In conclusion, acute radiation syndrome is a severe condition caused by exposure to high levels of ionizing radiation over a short period of time. While rare, it has had a significant impact on human history and remains a potential threat in cases of nuclear accidents or intentional exposures. Medical management focuses on supportive care, with the goal of minimizing the short-term and long-term consequences of radiation exposure.

Prevention and Preparedness[edit | edit source]

Preventing acute radiation syndrome primarily involves reducing the risk of exposure to high levels of ionizing radiation. This can be achieved through proper safety measures and regulatory compliance in industries that use radioactive materials, such as nuclear power plants, research facilities, and medical institutions.
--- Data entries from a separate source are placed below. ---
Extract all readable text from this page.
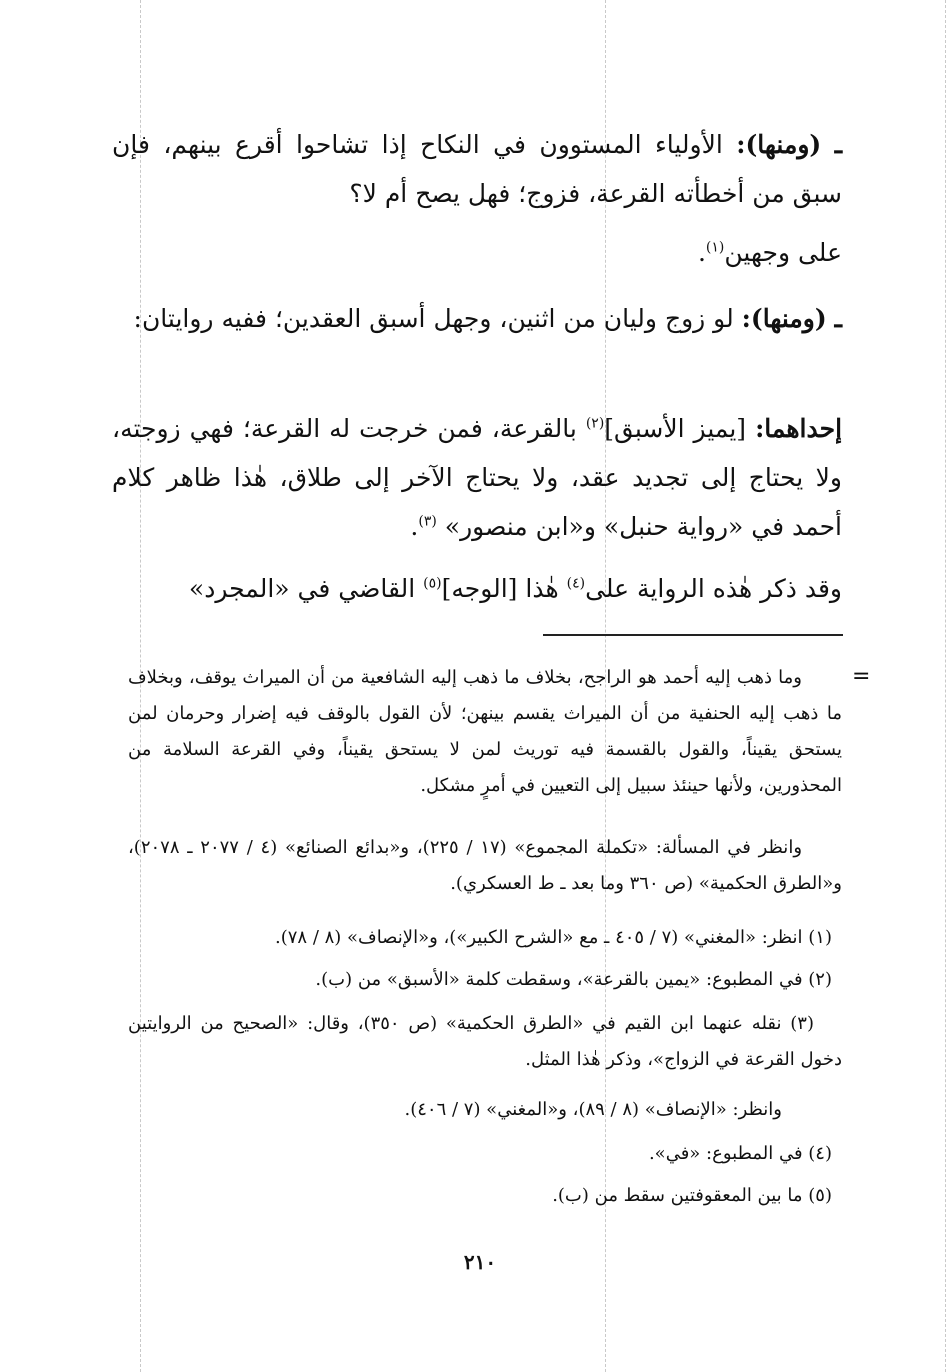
ـ (ومنها): الأولياء المستوون في النكاح إذا تشاحوا أقرع بينهم، فإن سبق من أخطأته القرعة، فزوج؛ فهل يصح أم لا؟
على وجهين$^{(١)}$.
ـ (ومنها): لو زوج وليان من اثنين، وجهل أسبق العقدين؛ ففيه روايتان:
إحداهما: [يميز الأسبق]$^{(٢)}$ بالقرعة، فمن خرجت له القرعة؛ فهي زوجته، ولا يحتاج إلى تجديد عقد، ولا يحتاج الآخر إلى طلاق، هٰذا ظاهر كلام أحمد في «رواية حنبل» و«ابن منصور» $^{(٣)}$.
وقد ذكر هٰذه الرواية على$^{(٤)}$ هٰذا [الوجه]$^{(٥)}$ القاضي في «المجرد»
=
وما ذهب إليه أحمد هو الراجح، بخلاف ما ذهب إليه الشافعية من أن الميراث يوقف، وبخلاف ما ذهب إليه الحنفية من أن الميراث يقسم بينهن؛ لأن القول بالوقف فيه إضرار وحرمان لمن يستحق يقيناً، والقول بالقسمة فيه توريث لمن لا يستحق يقيناً، وفي القرعة السلامة من المحذورين، ولأنها حينئذ سبيل إلى التعيين في أمرٍ مشكل.
وانظر في المسألة: «تكملة المجموع» (١٧ / ٢٢٥)، و«بدائع الصنائع» (٤ / ٢٠٧٧ ـ ٢٠٧٨)، و«الطرق الحكمية» (ص ٣٦٠ وما بعد ـ ط العسكري).
(١) انظر: «المغني» (٧ / ٤٠٥ ـ مع «الشرح الكبير»)، و«الإنصاف» (٨ / ٧٨).
(٢) في المطبوع: «يمين بالقرعة»، وسقطت كلمة «الأسبق» من (ب).
(٣) نقله عنهما ابن القيم في «الطرق الحكمية» (ص ٣٥٠)، وقال: «الصحيح من الروايتين دخول القرعة في الزواج»، وذكر هٰذا المثل.
وانظر: «الإنصاف» (٨ / ٨٩)، و«المغني» (٧ / ٤٠٦).
(٤) في المطبوع: «في».
(٥) ما بين المعقوفتين سقط من (ب).
٢١٠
In the event of a radiation emergency, preparedness plans should be in place to protect the public and minimize the risk of ARS. This may include evacuation plans, shelter-in-place procedures, and public education on radiation safety. Government agencies, such as the Centers for Disease Control and Prevention (CDC) and the International Atomic Energy Agency (IAEA), offer guidance on radiation emergency preparedness and response.

Personal protective measures, such as the use of lead aprons or other shielding materials, can be effective in reducing radiation exposure for individuals who work with ionizing radiation sources. Regular monitoring of radiation exposure through the use of dosimeters is also essential for these workers to ensure that their accumulated dose remains within safe limits.